A cohort of 100 (70 training and 30 validation) surgically resected NSCLC was investigated. TIME was classified according to PD-L1 and Tumor Infiltrating Lymphocytes (TILs) levels and further defined as hot, intermediate or cold by the relative contribution of effector and suppressor phenotypes. Extracted CT-RFs were correlated to TIME profiles and ROC curves were used to test the accuracy of the radiomic predictor. The impact of integrated radio-immune parameters on clinical outcome was estimated by Kaplan Meier method.

Results

Patient-specific tissue immune profiles were reflected by a strong correlation between CT-RFs and TIME parameters (U-Mann Whitney Test). Cluster Tendency and GrayLevelNonUniformity were upregulated in PD-L1high and TILs rich tumors (p < 0.01), while Skewness and Coarseness were correlated to PD-L1low and TILs poor (p < 005) samples, respectively. Among 13 CT extracted features distinctive of hot TIME (hCT-RFs), the most significantly upregulated were Energy, Busyness, and Entropy (p < 0.01), underlining the heterogeneous nature of inflamed NSCLC. Conversely, cold TIME-related features (cCT-RFs) showed a restricted variability being essentially confined to LowGrayLevelEmphasis (p < 0.001).

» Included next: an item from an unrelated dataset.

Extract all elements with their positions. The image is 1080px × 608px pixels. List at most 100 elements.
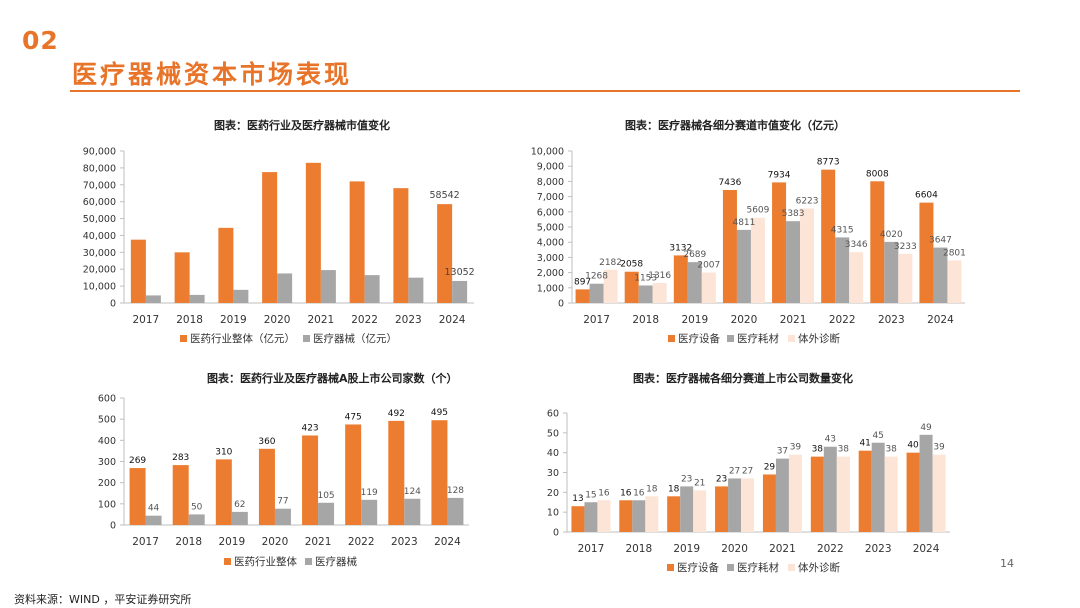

When hCT-RFs and cCT-RFs were entered together in a multivariate logistic regression model, a highly specific and sensitive radiomic predictor of hot (1.00 AUC, p < 0.001) and cold (0.92 AUC, p = 0.001) TIME was revealed. Strikingly, a progressive decrease in OS and DFS (Kaplan Meier, p < 0.001) was documented, respectively, in hot, intermediate and cold NSCLC as defined by the radio-immune model.

Conclusions

Specific TIME profiles inscribe radiomic features resulting in a radio-immune signature with prognostic impact on NSCLC.

Clinical trial identification

Editorial acknowledgement

Legal entity responsible for the study

University of Parma.

Funding

University of Parma.

Disclosure

All authors have declared no conflicts of interest.